预计阅读本页时间:-
Unicode Files in 2.6
The preceding discussion applies to Python 3.0’s string types and files. You can achieve similar effects for Unicode files in 2.6, but the interface is different. If you replace str with unicode and open with codecs.open, the result is essentially the same in 2.6:
C:\misc> c:\python26\python
>>> S = u'A\xc4B\xe8C'
>>> print S
AÄBèC
>>> len(S)
5
>>> S.encode('latin-1')
'A\xc4B\xe8C'
>>> S.encode('utf-8')
'A\xc3\x84B\xc3\xa8C'
>>> import codecs
>>> codecs.open('latindata', 'w', encoding='latin-1').write(S)
>>> codecs.open('utfdata', 'w', encoding='utf-8').write(S)

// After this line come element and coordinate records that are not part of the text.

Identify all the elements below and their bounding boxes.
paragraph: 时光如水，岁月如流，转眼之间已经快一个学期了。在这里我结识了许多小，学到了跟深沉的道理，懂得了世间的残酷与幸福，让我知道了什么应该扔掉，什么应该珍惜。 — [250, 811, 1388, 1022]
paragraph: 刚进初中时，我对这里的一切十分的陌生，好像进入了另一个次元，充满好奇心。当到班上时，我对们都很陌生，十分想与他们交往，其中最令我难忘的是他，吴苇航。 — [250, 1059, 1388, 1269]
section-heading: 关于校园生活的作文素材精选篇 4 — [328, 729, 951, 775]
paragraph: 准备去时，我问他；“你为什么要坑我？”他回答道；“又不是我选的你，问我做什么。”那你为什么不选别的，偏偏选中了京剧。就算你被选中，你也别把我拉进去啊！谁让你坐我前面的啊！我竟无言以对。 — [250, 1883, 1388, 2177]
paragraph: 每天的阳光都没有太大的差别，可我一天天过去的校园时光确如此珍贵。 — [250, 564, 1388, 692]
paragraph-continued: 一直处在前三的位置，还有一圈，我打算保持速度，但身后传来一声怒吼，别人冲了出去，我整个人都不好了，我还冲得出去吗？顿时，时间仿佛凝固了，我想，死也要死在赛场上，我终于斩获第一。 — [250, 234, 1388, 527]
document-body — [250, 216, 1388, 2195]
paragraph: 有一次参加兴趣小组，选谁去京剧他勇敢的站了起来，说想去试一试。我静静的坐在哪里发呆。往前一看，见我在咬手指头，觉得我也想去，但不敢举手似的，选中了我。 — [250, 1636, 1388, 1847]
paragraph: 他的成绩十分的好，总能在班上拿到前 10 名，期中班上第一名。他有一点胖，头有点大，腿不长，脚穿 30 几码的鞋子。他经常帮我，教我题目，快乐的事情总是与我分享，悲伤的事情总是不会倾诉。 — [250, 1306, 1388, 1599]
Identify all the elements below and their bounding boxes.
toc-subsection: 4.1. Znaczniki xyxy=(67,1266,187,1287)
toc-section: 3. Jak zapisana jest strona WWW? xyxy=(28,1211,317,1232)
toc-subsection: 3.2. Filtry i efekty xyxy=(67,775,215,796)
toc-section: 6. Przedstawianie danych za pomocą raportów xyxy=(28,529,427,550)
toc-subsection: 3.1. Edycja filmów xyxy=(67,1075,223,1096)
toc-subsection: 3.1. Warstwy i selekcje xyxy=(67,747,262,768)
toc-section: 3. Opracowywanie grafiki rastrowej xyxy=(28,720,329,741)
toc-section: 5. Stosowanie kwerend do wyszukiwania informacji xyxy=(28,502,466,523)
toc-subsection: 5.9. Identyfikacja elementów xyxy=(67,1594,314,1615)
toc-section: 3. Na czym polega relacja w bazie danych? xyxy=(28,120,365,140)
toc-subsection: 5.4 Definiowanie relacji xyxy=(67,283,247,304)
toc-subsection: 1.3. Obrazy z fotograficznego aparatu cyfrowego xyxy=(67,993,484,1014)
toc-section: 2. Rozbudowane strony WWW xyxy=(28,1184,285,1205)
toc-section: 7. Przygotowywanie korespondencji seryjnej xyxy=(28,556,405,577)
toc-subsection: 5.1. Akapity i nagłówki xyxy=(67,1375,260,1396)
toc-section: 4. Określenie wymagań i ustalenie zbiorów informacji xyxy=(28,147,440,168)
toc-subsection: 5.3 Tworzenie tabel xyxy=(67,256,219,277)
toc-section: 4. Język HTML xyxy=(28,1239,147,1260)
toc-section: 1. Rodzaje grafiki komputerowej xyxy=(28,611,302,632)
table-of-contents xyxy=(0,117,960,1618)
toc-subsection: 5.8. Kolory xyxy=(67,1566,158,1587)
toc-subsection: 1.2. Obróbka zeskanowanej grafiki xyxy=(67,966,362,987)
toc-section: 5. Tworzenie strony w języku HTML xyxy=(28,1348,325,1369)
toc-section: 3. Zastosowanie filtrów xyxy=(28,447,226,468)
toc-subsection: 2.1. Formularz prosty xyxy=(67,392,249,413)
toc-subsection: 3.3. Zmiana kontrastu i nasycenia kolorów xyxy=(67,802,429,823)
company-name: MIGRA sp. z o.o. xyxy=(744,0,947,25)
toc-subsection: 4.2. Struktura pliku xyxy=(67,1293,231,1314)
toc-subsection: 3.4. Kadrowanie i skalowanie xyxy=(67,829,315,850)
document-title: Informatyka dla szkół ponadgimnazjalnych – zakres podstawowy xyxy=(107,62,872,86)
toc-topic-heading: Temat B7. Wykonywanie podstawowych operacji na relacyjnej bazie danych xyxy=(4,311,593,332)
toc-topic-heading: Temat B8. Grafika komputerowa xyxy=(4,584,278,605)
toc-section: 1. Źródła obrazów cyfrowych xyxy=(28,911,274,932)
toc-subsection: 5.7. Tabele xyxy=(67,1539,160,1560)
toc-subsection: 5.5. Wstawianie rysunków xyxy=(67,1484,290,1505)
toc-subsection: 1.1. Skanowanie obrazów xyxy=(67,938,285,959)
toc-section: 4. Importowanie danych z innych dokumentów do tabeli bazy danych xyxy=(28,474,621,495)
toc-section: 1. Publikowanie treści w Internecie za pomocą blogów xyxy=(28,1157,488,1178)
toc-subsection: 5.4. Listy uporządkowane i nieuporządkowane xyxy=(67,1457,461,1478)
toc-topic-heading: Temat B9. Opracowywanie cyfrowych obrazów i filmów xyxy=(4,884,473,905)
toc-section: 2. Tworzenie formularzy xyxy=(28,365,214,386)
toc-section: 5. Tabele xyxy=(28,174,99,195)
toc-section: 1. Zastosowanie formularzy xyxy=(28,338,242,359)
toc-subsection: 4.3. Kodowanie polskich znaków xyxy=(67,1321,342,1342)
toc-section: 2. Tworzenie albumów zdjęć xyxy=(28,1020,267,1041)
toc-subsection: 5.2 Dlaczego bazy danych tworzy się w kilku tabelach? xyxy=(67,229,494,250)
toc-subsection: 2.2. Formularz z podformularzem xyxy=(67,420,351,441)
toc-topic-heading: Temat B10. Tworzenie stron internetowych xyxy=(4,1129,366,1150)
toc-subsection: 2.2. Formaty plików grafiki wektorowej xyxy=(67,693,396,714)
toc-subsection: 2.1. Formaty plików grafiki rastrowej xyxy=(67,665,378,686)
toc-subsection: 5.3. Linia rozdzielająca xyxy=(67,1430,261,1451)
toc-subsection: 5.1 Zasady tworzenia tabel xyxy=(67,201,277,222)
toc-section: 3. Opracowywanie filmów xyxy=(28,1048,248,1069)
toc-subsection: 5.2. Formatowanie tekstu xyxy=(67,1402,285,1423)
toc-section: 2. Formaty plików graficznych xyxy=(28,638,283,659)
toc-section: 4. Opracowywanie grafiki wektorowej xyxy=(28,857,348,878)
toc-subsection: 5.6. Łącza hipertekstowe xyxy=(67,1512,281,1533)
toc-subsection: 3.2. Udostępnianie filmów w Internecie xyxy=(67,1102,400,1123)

>>> open('latindata', 'rb').read()
'A\xc4B\xe8C'
>>> open('utfdata', 'rb').read()
'A\xc3\x84B\xc3\xa8C'
>>> codecs.open('latindata', 'r', encoding='latin-1').read()
u'A\xc4B\xe8C'
>>> codecs.open('utfdata', 'r', encoding='utf-8').read()
u'A\xc4B\xe8C'